For all of 2014-2015-2016
- Total Construction jobs increased from 5,950,000 to 6,700,000, +12.6%
- Total Construction spending increased from $960bil to $1,170bil, +22%
BUT, much of that spending increase is inflation. We need to compare to constant dollars which = Volume. Inflation was particularly high in residential work, over 15% for the 3 years, which means $1.00bil in spending 3 years ago would be worth more than $1.15bil today. Converting everything to constant Oct 2016 dollars, after inflation we get:
- Total Construction volume increased from $1,070bil to $1,170bil, +9.4%
So, for the 3 years, jobs increased by 12.6% while real work volume increased by 9.4%.
A more thorough analysis, which takes hours worked into consideration, shows from the Jan 2011 bottom of the recession in construction to current, both jobs and volume have increased equally by 28%. But jobs growth is often out-of-balance with real volume growth. In the beginning of the recession years of 2008-2011 firms let go of people much faster than work volume declined. 2009 showed a big gain in productivity. By 2010-2011 firms hadn’t let go enough to match the loss in spending. Then from 2012-2014 workload grew faster than firms filled jobs. Since 2011 we are sort of on an even keel.
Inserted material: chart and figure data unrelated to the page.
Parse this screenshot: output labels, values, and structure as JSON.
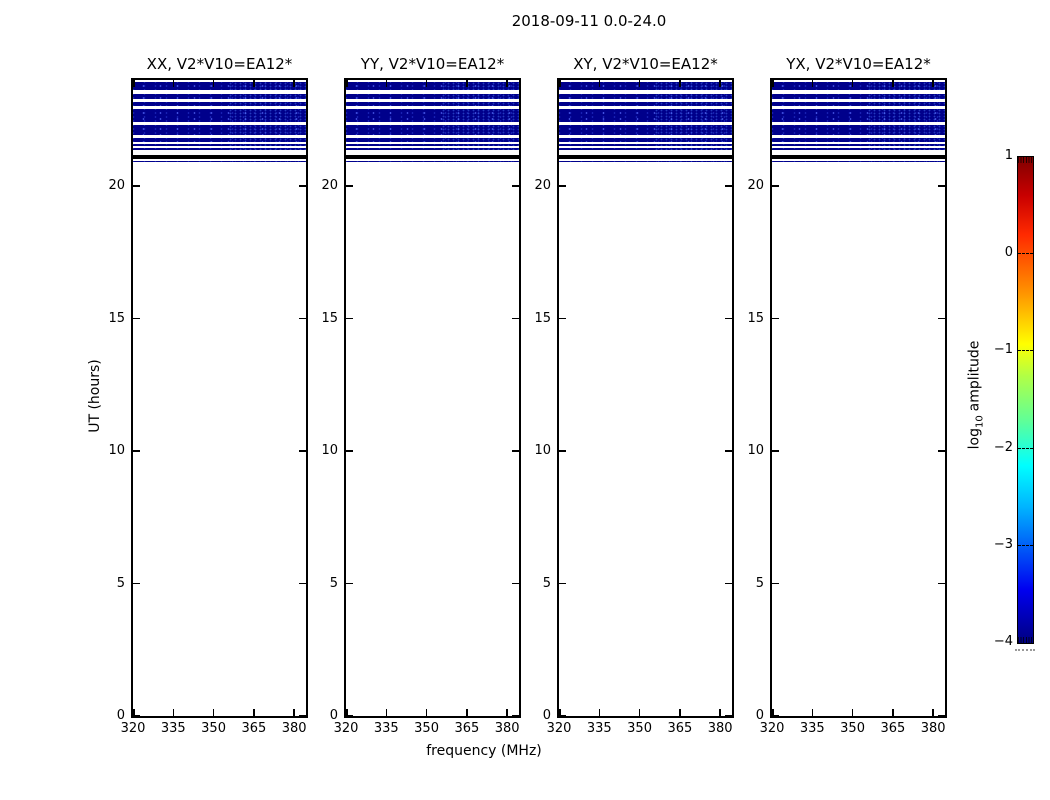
{
  "figure": {
    "title": "2018-09-11 0.0-24.0",
    "xlabel": "frequency (MHz)",
    "ylabel": "UT (hours)",
    "panel_titles": [
      "XX, V2*V10=EA12*",
      "YY, V2*V10=EA12*",
      "XY, V2*V10=EA12*",
      "YX, V2*V10=EA12*"
    ],
    "x_tick_labels": [
      "320",
      "335",
      "350",
      "365",
      "380"
    ],
    "y_tick_labels": [
      "0",
      "5",
      "10",
      "15",
      "20"
    ],
    "colorbar": {
      "tick_labels": [
        "1",
        "0",
        "−1",
        "−2",
        "−3",
        "−4"
      ],
      "label_prefix": "log",
      "label_sub": "10",
      "label_suffix": "amplitude"
    }
  },
  "chart_data": {
    "type": "heatmap",
    "title": "2018-09-11 0.0-24.0",
    "xlabel": "frequency (MHz)",
    "ylabel": "UT (hours)",
    "panels": [
      "XX, V2*V10=EA12*",
      "YY, V2*V10=EA12*",
      "XY, V2*V10=EA12*",
      "YX, V2*V10=EA12*"
    ],
    "x_range_mhz": [
      320,
      384.4
    ],
    "y_range_hours": [
      0,
      24
    ],
    "x_ticks_mhz": [
      320,
      335,
      350,
      365,
      380
    ],
    "y_ticks_hours": [
      0,
      5,
      10,
      15,
      20
    ],
    "colorbar": {
      "label": "log10 amplitude",
      "colormap": "jet",
      "range": [
        -4,
        1
      ],
      "ticks": [
        1,
        0,
        -1,
        -2,
        -3,
        -4
      ]
    },
    "stripes_note": "horizontal bands spanning full frequency range, identical in all four panels",
    "stripes": [
      {
        "ut": [
          23.62,
          23.94
        ],
        "color": "#00008b"
      },
      {
        "ut": [
          23.3,
          23.49
        ],
        "color": "#00008b"
      },
      {
        "ut": [
          23.03,
          23.17
        ],
        "color": "#00008b"
      },
      {
        "ut": [
          22.43,
          22.9
        ],
        "color": "#00008b"
      },
      {
        "ut": [
          21.94,
          22.29
        ],
        "color": "#00008b"
      },
      {
        "ut": [
          21.64,
          21.8
        ],
        "color": "#00008b"
      },
      {
        "ut": [
          21.52,
          21.58
        ],
        "color": "#00008b"
      },
      {
        "ut": [
          21.35,
          21.43
        ],
        "color": "#00008b"
      },
      {
        "ut": [
          21.03,
          21.18
        ],
        "color": "#000000"
      },
      {
        "ut": [
          20.9,
          20.96
        ],
        "color": "#00008b"
      }
    ],
    "background_value": "blank (no data) below ~20.9 UT",
    "accent_colors": {
      "data_band": "#00008b",
      "flagged_band": "#000000"
    }
  }
}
For the last 3 years, jobs increased more than real construction volume. I pointed this out in my last detailed jobs report. The 6 months from Oct 2015 – March 2016 encompassed the fastest new construction jobs growth period in a decade. It’s no surprise to me that jobs growth has been slow since March this year. Frankly, I wouldn’t be the least bit surprised if it remains slow for awhile. When we look at jobs growth vs. volume growth, there is reason to believe that slow jobs growth is not entirely due to labor shortages. Part of the blame is due to recent over-hiring.